In a more functional style:
scala> Stream.iterate(1)(i => i * 5).takeWhile(i => i < 100).toList
res0: List[Int] = List(1, 5, 25)
And with more syntactic sugar:
scala> Stream.iterate(1)(_ * 5).takeWhile(_ < 100).toList
res1: List[Int] = List(1, 5, 25)
Maybe a simple while-loop would do?
var i=1;
while (i < 100)
{
println(i);
i*=5;
}
or if you want to also print the number of iterations
var i=1;
var j=1;
while (i < 100)
{
println(j + " : " + i);
i*=5;
j+=1;
}
it seems you guys likes functional so how about a recursive solution?

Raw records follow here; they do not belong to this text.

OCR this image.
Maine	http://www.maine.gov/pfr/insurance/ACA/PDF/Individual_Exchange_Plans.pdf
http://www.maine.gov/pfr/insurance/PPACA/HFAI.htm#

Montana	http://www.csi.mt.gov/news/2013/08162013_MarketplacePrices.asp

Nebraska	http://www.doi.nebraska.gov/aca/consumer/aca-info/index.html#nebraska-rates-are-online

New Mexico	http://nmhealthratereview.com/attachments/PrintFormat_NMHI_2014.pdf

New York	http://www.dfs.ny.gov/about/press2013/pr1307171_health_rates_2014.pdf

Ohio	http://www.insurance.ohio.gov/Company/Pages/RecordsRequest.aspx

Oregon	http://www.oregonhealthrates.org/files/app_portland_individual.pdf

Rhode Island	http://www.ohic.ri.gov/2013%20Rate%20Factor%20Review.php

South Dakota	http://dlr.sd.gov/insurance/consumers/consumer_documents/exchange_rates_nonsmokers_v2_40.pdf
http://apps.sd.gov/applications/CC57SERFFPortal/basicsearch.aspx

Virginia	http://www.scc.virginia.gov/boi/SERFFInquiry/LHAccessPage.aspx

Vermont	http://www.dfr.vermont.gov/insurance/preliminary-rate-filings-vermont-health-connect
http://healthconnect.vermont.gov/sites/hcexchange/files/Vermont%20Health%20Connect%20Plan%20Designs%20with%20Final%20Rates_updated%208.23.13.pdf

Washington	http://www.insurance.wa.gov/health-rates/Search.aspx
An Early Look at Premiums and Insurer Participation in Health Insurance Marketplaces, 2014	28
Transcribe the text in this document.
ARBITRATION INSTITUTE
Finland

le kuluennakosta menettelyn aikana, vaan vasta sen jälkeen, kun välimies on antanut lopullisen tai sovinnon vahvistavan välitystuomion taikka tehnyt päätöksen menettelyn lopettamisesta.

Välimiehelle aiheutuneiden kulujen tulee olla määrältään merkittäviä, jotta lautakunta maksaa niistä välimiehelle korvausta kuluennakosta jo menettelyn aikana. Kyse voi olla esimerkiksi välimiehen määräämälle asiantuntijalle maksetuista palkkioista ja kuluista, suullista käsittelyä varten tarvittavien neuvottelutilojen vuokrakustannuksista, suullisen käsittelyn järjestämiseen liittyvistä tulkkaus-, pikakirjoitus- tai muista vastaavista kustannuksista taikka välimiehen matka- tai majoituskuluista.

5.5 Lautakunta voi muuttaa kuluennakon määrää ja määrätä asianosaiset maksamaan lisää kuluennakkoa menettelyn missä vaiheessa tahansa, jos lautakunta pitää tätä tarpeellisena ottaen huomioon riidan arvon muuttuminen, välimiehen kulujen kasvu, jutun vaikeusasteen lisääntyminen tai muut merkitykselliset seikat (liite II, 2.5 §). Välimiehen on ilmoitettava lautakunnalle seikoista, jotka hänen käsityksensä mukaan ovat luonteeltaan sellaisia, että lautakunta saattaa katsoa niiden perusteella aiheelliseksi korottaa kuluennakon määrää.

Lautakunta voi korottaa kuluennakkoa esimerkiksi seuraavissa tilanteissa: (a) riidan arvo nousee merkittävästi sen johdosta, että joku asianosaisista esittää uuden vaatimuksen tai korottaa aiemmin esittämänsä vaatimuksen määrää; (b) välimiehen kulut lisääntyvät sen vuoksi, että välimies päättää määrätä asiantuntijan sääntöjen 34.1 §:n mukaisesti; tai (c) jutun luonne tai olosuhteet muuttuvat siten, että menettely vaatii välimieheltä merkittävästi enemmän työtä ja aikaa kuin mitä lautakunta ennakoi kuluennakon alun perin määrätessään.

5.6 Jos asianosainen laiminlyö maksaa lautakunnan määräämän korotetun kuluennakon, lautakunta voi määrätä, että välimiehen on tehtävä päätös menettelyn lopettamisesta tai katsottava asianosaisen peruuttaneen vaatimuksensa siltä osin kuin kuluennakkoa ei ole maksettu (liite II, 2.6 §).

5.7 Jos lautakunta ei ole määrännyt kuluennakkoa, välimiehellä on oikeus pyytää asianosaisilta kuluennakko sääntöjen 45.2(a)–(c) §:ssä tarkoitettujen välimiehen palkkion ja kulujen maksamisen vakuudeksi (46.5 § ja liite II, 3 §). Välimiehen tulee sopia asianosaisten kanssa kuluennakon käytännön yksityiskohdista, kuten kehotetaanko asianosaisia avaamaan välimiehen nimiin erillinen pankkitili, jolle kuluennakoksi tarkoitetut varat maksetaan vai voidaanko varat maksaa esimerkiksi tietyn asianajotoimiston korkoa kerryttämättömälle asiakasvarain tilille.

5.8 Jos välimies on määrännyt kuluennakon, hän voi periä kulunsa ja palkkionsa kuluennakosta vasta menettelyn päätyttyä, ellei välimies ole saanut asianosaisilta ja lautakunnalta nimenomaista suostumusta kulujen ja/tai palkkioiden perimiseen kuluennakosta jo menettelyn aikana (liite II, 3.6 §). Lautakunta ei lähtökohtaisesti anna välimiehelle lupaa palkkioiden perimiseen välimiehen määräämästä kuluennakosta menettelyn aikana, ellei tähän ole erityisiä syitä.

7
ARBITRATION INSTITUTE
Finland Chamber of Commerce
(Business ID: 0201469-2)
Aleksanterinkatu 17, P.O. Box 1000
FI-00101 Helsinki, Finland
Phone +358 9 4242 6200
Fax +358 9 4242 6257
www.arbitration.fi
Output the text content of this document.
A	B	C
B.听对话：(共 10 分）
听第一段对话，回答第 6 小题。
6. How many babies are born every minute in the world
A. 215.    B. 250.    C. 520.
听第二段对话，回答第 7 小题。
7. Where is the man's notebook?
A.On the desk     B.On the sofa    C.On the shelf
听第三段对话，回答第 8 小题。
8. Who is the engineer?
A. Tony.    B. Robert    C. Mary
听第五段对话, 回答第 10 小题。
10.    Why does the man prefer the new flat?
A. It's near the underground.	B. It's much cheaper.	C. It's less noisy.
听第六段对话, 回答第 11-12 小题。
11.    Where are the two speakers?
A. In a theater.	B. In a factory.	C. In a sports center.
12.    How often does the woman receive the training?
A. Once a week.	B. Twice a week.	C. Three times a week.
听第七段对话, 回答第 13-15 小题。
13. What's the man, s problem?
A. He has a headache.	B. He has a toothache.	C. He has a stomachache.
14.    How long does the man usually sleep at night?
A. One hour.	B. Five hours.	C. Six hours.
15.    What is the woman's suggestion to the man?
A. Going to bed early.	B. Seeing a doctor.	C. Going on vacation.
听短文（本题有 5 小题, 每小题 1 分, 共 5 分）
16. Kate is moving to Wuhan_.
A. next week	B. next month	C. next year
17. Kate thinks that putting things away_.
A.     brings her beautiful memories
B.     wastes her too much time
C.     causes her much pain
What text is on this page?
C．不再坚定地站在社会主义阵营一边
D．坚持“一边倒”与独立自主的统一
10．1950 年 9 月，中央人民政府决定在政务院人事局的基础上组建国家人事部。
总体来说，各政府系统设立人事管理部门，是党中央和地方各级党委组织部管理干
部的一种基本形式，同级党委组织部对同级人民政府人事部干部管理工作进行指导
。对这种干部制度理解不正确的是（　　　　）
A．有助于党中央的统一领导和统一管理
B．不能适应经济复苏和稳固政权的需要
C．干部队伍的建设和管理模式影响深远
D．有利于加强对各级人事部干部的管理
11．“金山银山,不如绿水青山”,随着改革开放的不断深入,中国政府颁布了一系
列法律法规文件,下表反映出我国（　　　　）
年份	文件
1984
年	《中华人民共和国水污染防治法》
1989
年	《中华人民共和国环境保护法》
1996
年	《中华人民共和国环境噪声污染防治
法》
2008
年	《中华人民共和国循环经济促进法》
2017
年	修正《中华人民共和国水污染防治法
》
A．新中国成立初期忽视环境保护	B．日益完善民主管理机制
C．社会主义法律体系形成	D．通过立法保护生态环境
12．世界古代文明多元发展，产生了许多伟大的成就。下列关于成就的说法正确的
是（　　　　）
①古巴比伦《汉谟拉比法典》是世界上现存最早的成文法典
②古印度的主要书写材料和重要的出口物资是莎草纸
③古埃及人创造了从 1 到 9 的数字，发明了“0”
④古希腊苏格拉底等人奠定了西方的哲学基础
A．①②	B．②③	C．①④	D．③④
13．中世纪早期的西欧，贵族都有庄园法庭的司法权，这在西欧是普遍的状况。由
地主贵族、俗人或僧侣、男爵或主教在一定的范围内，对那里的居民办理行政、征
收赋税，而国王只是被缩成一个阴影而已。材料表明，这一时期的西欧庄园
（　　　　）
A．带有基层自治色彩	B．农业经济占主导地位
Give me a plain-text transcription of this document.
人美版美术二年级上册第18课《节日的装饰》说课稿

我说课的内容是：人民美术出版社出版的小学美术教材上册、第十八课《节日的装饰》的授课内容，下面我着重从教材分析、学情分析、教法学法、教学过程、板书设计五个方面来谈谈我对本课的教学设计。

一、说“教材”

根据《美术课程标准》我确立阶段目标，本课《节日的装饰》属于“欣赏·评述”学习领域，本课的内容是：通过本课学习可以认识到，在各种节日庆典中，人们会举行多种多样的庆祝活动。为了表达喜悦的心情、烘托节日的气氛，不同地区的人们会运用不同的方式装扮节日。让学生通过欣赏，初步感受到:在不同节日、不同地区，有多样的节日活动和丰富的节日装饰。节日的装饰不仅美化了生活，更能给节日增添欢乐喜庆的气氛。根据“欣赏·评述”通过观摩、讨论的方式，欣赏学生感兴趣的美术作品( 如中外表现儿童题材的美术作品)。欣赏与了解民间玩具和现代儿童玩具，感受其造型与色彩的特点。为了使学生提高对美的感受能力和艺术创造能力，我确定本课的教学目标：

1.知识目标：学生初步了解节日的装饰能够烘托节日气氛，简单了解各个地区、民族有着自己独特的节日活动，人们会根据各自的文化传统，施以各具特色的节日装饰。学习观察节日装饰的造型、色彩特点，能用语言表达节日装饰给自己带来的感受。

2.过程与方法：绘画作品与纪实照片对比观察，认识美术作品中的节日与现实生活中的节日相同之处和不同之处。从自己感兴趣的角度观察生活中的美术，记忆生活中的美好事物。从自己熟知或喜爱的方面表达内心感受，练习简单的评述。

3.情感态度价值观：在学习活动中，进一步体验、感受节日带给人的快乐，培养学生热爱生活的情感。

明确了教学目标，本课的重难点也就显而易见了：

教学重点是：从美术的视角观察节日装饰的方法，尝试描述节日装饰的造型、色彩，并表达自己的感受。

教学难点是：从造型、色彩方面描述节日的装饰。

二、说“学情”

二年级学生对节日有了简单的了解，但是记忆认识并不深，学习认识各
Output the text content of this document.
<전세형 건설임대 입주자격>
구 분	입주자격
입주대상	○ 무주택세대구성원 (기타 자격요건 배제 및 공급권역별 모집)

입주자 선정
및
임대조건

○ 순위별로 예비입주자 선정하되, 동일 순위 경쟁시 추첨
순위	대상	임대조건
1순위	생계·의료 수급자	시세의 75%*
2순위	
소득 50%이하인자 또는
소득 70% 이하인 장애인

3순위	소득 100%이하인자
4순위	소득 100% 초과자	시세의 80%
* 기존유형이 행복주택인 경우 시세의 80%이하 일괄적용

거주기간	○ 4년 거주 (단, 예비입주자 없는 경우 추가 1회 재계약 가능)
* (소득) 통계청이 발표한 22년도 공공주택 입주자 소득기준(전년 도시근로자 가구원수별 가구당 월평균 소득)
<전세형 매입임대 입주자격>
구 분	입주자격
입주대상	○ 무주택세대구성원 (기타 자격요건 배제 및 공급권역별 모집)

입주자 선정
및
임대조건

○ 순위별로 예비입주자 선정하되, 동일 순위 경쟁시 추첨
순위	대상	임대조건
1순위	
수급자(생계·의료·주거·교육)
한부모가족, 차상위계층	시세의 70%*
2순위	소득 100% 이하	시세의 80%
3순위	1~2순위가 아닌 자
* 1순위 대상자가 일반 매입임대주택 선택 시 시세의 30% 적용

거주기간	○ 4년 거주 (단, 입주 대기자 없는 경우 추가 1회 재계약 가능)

#tailrec def quints(n:Int): Unit = {
println(n);
if (n*5<100) quints(n*5);
}
Update: Thanks for spotting the error... it should of course be power, not multiply:
Annoyingly, there doesn't seem to be an integer pow function in the standard library!
Try this:
def pow5(i:Int) = math.pow(5,i).toInt
Iterator from 1 map pow5 takeWhile (100>=) toList
Or if you want to use it in-place:
Iterator from 1 map pow5 takeWhile (100>=) foreach {
j => println("number:" + j)
}
and with the indices:
val iter = Iterator from 1 map pow5 takeWhile (100>=)
iter.zipWithIndex foreach { case (j, i) => println(i + " = " + j) }
(0 to 2).map (math.pow (5, _).toInt).zipWithIndex
res25: scala.collection.immutable.IndexedSeq[(Int, Int)] = Vector((1,0), (5,1), (25,2))
produces a Vector, with i,j in reversed order.